(This post has been written for the next Carnival of Genealogy. The topic is: Uncle, Uncle! This edition is all about our uncles. Have you got a favorite or interesting uncle? Tell us about him! Maybe you had a older cousin, neighbor, or friend you called “uncle”… that works too! No uncles in your life? No problem. Write about any gentleman on your family tree who was an uncle to somebody.)
My Uncle Dick was my favorite uncle, though not an uncle at all. Not mine, anyway.
James Richard Wright was the best friend of my grandfather Miles Francis Stanley II. They went to high school together at old Central High School in Fort Worth, Texas, graduating in 1932. After graduation, Miles got married and Dick Wright…joined the Navy!
Even though separated, sometimes by thousands of miles, Dick and Miles remained close. When Miles’ first child Maryland Sue (my Mom) was born, Dick was there to celebrate. When Miles’ only son, Miles III, died at age 15 only 3 days before Christmas 1954, Dick was devastated when he was at sea and could not be there for his best friend.
Dick Wright never married. As a young man, he fell in love with a lady named Merry. It seemed a match made in heaven. But it was not to be. I don’t know the whole story, but Dick and Merry never married. And Uncle Dick never fell for another woman. I think he was heartbroken over losing his soul-mate.
Dick finally retired from the Navy in 1958 and returned to the North Texas area, settling in Dallas. Dick was a frequent visitor to the Stanley home, closer to us than blood kin might have been. He was always invited to family get-togethers, holiday celebrations, weddings, everything.
Of Miles’ 4 children, Dick was closest to my mom, the oldest. That sentiment extended to me. I loved being around him, he was so much fun! And he certainly seemed to understand me, as well.
When I was a child, I was very much a tomboy. I’d definitely rather be playing baseball or football, or helping my dad in his mechanic shop. Dolls didn’t appeal to me at all, and dresses, well that’s another story entirely! My grandmother and my aunts would fuss at me for my lack of ladylike ways, but Uncle Dick always just smiled and winked at me.
For Christmas 1971 (I was 12 years old), while everyone else gave me dolls and dresses, Uncle Dick gave me… A NEW BASEBALL GLOVE! It fit perfectly, was soft, had that wonderful new leather smell, a great glove. I was out playing ball the next day with my new glove. It didn’t even need to be broken in!
As I got older, Uncle Dick, my mom and I stayed close.
But time was running out for my Uncle Dick. He had heart disease and began having frequent bouts of chest pain.
The last time I saw Uncle Dick was Christmas Eve, 1974, at the family Christmas party. Dick was laughing and joking and having a good time with the family, as he always did. But I was struck by his pale color and his face. His temples were sunk in and he didn’t look well.
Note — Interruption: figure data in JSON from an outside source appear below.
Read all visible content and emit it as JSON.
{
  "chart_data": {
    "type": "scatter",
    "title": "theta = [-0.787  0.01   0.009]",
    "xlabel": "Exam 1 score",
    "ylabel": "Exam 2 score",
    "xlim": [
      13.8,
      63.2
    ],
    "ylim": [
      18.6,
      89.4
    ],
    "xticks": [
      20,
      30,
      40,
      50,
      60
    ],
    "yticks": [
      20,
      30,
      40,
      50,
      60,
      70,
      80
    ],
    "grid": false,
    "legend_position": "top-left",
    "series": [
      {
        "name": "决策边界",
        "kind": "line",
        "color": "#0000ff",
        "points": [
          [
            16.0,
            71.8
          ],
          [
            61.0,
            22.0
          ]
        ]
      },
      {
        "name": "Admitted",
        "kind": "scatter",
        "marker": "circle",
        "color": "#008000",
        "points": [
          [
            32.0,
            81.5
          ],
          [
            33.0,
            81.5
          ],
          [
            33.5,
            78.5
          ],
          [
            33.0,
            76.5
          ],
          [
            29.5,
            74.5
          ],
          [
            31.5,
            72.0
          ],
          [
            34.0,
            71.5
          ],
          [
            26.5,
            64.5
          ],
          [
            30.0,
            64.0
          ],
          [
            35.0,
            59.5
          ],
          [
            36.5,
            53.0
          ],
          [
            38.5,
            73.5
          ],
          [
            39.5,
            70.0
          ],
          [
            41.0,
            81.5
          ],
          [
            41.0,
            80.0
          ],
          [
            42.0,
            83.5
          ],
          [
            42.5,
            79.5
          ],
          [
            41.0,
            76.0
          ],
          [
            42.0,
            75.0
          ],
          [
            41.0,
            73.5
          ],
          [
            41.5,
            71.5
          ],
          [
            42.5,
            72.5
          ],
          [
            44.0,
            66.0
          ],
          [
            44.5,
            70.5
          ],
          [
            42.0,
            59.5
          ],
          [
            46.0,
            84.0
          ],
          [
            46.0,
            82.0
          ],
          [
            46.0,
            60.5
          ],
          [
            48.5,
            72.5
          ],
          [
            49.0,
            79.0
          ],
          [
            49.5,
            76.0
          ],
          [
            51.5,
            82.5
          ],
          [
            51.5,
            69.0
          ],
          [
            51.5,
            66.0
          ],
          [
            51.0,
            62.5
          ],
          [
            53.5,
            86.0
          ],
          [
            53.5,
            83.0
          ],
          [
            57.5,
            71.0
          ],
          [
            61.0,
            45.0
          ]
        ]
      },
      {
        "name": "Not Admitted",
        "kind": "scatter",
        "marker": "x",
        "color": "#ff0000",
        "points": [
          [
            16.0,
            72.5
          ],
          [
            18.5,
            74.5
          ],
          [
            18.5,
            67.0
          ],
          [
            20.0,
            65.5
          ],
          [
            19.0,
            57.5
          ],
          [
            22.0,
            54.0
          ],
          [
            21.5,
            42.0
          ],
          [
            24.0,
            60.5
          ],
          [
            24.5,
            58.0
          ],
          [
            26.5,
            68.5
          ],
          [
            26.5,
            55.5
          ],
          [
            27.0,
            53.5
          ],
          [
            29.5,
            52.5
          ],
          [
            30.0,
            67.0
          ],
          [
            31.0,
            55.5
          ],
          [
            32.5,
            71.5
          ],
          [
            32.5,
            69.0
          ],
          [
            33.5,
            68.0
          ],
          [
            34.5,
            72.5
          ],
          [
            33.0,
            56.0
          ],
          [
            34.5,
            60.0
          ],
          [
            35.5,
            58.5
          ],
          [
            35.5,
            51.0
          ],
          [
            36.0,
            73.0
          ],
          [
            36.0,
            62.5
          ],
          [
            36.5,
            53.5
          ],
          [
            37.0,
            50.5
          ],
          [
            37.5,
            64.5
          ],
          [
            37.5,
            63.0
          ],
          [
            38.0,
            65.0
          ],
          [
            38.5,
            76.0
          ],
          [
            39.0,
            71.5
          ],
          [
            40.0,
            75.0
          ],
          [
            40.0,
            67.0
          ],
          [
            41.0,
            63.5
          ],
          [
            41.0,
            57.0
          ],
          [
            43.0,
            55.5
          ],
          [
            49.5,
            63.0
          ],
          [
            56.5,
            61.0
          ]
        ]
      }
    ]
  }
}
I knew that he had heart problems, but at age 15, I didn’t understand much about it. I just knew he didn’t look good and I was worried.
A few days later, we got a phone call. Uncle Dick hadn’t shown up for work, so his boss (knowing of his episodes of chest pain) sent the police to his house and called my mom, as she was listed as his next-of-kin.
My Uncle Dick was found dead on Dec 29, 1974. An inquest was held and the cause of death was given as heart disease. I remember my mom and I going to his house to get his Naval uniform for the funeral.
As Dick has no close blood kin, no wife or children, he listed my mom as his next-of-kin on all of his Naval paperwork. She was his adopted daughter.
After the funeral and all of the legal and government red tape were completed, Mom received a box from the bank that Uncle Dick used. It was from his safety deposit box and contained a folder full of legal papers, mostly having to do with his mother’s funeral. The box also contained an old leather-bound photo album. Inside of the album were hundreds of old photographs of Dick as a child, pictures of his parents, and ooldes of photos he took while in the Navy. From all over the world! She also received Dick’s Naval papers, including orders, training certitificates, and his discharge papers.
When my Mom died in 1999, my Dad gave me the box of goodies from Uncle Dick. I put it in a drawer and never really paid any attention to it. I dug it out a few years ago, when I got interested in genealogy, and found several old snapshots of Uncle Dick with my mom and grandfather.
When I got home from work this evening, I dug that box out again. There is so much great stuff here: photos, birth and death certificates, Naval papers, newspaper clippings, cancelled checks, a Bible… My Uncle Dick’s entire life in cardboard and old leather!
And do you know what? Uncle Dick was a genealogist, too! I also found in that box a hand-drawer pedigree chart, documenting his mother’s line.
Wonderful as all this is from a family history standpoint, the item that I treasure the most is that baseball glove!